Eles se agremiaram. Por causa do Dirceu eles me apelidaram de Zazá do gol. Mas eles se agremiaram contra mim. Meus vaticínios? Nenhum. Incompreensão é o jogo do mundo. Fui afastado. Há quase dez anos atrás. Sou de pouco estudo, mas de meditação. Veio à aposentadoria, fim do período trabalhado.
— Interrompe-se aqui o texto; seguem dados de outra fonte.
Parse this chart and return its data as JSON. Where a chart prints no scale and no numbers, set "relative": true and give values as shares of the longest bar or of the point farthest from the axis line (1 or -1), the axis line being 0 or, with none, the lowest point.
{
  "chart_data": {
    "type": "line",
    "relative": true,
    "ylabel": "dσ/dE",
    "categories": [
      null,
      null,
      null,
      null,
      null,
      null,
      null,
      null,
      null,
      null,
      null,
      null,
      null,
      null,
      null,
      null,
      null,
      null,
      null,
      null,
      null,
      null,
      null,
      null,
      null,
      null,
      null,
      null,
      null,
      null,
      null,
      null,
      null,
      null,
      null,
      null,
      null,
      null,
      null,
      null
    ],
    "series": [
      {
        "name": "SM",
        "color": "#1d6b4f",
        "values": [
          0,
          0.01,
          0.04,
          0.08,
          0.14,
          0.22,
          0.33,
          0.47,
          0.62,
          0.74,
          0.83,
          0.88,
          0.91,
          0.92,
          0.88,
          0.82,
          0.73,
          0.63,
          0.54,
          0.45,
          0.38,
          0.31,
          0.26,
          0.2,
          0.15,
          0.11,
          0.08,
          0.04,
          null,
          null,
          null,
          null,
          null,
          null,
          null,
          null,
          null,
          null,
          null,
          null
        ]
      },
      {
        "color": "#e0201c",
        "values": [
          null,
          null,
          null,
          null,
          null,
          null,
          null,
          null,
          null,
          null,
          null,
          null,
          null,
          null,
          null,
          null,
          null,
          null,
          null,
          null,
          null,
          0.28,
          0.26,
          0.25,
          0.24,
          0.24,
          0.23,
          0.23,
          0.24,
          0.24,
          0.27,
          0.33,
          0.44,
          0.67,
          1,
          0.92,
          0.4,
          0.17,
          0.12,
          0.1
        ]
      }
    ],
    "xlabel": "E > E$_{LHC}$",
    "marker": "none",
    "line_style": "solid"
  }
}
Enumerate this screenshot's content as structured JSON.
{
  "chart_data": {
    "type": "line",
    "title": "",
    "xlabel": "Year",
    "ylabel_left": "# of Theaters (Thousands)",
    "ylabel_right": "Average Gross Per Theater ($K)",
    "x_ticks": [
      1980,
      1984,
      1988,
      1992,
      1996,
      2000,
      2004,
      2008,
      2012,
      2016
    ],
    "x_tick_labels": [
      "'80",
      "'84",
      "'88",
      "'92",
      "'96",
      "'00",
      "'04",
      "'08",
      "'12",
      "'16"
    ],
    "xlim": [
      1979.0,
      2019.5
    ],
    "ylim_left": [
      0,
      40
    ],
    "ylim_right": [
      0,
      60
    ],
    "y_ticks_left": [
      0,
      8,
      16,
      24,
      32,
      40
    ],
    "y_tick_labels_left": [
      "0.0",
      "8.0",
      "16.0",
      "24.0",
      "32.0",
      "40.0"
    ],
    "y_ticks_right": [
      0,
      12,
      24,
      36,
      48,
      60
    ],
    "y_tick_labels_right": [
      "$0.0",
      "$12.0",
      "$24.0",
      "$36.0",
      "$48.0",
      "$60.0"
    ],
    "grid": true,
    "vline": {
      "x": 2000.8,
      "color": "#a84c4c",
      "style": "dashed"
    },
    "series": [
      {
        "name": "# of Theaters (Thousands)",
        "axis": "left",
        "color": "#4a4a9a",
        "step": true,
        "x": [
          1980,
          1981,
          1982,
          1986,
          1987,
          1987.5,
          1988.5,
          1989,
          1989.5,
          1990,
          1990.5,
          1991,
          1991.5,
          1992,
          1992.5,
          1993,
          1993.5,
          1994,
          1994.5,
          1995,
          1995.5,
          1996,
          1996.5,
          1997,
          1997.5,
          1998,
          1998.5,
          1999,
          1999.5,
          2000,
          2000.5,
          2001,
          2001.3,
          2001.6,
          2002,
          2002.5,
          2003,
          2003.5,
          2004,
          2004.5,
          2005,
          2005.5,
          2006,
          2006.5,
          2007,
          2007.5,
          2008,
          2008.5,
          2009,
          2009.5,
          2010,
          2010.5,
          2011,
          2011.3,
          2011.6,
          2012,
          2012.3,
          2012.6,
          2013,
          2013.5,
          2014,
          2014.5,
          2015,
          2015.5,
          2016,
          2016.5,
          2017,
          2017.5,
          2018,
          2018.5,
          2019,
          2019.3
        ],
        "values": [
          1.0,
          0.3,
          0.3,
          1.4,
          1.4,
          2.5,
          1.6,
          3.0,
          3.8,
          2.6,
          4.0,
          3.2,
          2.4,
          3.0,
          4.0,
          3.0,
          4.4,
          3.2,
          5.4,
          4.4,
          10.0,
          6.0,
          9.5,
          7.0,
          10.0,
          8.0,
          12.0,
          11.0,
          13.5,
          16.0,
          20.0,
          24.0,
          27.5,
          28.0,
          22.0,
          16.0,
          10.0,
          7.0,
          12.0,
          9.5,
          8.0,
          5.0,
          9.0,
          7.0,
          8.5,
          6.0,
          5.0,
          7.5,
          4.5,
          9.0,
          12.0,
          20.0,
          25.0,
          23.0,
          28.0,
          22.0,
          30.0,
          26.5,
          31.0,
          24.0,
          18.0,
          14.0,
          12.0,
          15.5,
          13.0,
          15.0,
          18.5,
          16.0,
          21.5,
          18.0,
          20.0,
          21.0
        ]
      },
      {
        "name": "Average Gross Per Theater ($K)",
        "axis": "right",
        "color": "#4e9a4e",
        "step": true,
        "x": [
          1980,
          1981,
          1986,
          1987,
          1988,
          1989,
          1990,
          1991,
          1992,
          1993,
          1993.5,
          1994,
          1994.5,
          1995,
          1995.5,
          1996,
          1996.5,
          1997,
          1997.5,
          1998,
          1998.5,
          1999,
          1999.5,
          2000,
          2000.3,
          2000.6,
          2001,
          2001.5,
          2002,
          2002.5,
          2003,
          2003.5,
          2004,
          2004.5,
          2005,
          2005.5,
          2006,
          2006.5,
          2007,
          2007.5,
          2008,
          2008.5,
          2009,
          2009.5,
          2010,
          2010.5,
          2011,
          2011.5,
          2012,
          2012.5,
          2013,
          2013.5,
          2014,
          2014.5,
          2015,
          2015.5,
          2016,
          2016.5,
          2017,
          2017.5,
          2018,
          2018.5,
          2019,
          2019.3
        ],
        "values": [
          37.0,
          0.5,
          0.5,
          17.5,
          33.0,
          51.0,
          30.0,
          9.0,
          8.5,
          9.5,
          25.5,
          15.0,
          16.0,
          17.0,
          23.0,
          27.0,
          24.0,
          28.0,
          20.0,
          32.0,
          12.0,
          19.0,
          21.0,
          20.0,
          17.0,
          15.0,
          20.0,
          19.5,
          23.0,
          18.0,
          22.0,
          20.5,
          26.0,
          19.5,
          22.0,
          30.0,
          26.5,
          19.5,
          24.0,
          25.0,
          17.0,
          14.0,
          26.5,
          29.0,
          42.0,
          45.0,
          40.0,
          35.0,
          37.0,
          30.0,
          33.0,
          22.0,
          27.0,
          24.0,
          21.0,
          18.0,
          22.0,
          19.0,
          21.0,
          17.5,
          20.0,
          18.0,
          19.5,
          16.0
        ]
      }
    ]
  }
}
Escritor não tem aposentadoria, jogador tem. É aqui que me vem o tédio. Retornando: eles se agremiaram no meio-campo. Escapei. Durante longos vinte anos de ausência fiquei perdido na incompreensão. Na solidão do descampado. O silêncio sulcou a terra ardida da chuteira. Hoje eu sou cidadão simples, sem a mínima parcela de jogo. Há jogatina em tudo. Naquele tempo todos eram jogadores. Todos eram bons. Intrépidos. A vida era um espetáculo de domingo. Sabe-se que espetáculo enaltece, hoje menos a mim. Sinal de que a desgraça de goleiro leva aos simbolismos, espécie de estágio espiritual da independência. Gol mesmo, esvazia julgamento.

Ninguém vive de torcida desacreditada. Lembro-me do céu que cobria o estádio naquela derrota cruciante, inesperada. Surtiu como grito dentro de um avião caindo. Hoje aposentado, a comparsaria brinca comigo: perdedor. Esquecem que não há falsa conquista. Fico premido com esse passado inalterado. Volto ao silêncio ardente da cachaça como sossego, fogo que segue translúcido nas retinas. Não foi a bebedeira quem me tirou de campo, nem os cabarés da sífilis. A bebedeira veio depois. A sífilis o Dr. Carneiro consertou. Já estava perdido na inércia, aposentado. Aposentado ainda vivo é aquele que desenha opinião com clareza. Principalmente quando o novo período político do time levou o jogo para a zona da incerteza. Sem plano tático, sem base, perdidos na escuridão. Derrota requer uma lenta reconciliação. Sem protesto. Com o uso indiscriminado do lateral esquerda e o chute celerado, mas na desambição tudo cai bem fraco.

Camarada, escute. Jogar é chutar para frente com toda confiança. Mesmo sabendo que a fidúcia desmorona no pênalti o goleiro.